All I wanted to do was to get this guitar ready for a gig and I’m now deep in the rabbit hole of materials and their sounds. I have no problems with the guitar or the way it sounds. Will that change, though, maybe for the worse? When it comes to ordering the ‘right’ part, it’s far from a simple decision. Ultimately, though, if Knaggs is using TonePros right now, that’s good enough for me, so I simply go for the TonePros Locking US Fit tune-o-matic, small post, notched saddle with a code number T3BP-N. Got that?
Refitting The TOM
Depending on the bridge you buy, it may or may not be notched: each saddle has a slight groove in its centre that will stop the string from slipping sideways. Some notches are really quite extreme Vs – and I suggest you avoid these; like the nut, the string needs to sit on the saddle with only about 50 per cent of its diameter actually going into the saddle. So a lightly notched TOM means that you can precisely ‘sit’ each string [pic 3] with the same files you use for your nut. Just like a nut, each saddle groove needs a good exit and entry point. You can certainly do this with some fine needle files, and if you’ve got a Bigsby involved then you really need to smooth the slots carefully and apply some lube every time you restring.
If your saddles are unnotched, all the above applies, but you obviously need to make sure you centre each string slot on the saddle. A quick way to do this is to string up and get the strings all sitting correctly on the saddles. Then mark either side of each string with a fine Sharpie (or other similar marker pen). This will give you two lines and then you can notch each saddle in the centre with a fine ‘V’ needle file then open out each slot as above. Personally, I usually do this by eye, using the adjustment screw as the guide for that initial notch. And, of course, don’t forget to reintonate your new TOM [pic 4]!
“Things move, frets wear, tuners get slack… it all happens quicker on guitars you’re playing live”
Final Clean & Tweak
It always surprises me how my gigging guitars take such a battering. I’m hardly throwing them around and probably play much less aggressively than I did a few decades ago.
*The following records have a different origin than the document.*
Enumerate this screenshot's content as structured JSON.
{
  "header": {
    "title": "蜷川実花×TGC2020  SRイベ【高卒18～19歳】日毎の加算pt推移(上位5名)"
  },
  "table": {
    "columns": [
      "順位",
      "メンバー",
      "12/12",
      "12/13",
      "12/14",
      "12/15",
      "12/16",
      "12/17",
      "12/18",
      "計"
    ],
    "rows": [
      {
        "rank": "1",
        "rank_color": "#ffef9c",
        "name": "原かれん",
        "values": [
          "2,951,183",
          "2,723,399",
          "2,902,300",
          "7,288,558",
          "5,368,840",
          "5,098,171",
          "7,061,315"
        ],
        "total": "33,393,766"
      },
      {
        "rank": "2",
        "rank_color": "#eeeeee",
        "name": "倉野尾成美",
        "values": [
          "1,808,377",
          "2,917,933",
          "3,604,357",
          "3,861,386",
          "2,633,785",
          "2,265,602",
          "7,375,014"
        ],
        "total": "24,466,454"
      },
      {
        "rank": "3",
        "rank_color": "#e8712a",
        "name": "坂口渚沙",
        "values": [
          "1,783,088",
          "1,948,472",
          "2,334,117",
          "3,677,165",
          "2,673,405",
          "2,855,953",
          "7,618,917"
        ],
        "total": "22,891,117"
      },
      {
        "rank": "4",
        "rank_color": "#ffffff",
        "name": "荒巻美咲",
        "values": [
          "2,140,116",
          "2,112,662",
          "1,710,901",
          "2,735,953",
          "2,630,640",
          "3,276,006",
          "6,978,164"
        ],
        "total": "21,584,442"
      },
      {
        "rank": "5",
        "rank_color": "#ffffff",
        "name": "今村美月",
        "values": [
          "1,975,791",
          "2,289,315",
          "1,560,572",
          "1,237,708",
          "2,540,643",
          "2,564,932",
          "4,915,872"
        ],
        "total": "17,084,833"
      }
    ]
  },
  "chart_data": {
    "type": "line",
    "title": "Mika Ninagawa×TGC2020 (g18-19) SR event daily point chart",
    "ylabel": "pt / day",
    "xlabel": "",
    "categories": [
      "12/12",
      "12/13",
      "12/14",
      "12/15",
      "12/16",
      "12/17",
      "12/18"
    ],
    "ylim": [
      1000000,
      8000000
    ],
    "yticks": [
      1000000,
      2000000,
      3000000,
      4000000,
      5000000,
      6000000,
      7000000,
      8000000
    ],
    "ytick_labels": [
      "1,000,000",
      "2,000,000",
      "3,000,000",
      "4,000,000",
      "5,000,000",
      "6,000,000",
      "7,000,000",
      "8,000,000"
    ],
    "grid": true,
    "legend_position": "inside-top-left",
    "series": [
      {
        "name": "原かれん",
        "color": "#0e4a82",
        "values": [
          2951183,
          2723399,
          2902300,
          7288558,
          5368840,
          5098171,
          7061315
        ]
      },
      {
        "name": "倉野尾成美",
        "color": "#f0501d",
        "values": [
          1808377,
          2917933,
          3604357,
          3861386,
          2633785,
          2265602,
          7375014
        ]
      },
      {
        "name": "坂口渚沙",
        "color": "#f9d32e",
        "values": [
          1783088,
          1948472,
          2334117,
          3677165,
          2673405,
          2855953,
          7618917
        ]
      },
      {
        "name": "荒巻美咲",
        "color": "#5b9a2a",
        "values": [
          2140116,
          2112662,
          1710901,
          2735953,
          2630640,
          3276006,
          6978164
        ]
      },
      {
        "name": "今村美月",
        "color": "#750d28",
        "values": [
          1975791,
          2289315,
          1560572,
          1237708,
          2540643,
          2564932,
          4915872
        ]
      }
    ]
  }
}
The thing is, you don’t always notice the wear. Things move, be it necks or Fender saddles, frets wear, batteries go flat, tuners get slack, output jacks get loose – and it all happens a lot quicker on guitars you’re playing live, often for extended sets in probably sweaty boozers.
So, if you’re also in the process of getting back to gigging, now’s the time to get your maintenance routines up to muster. Let us know how you get on!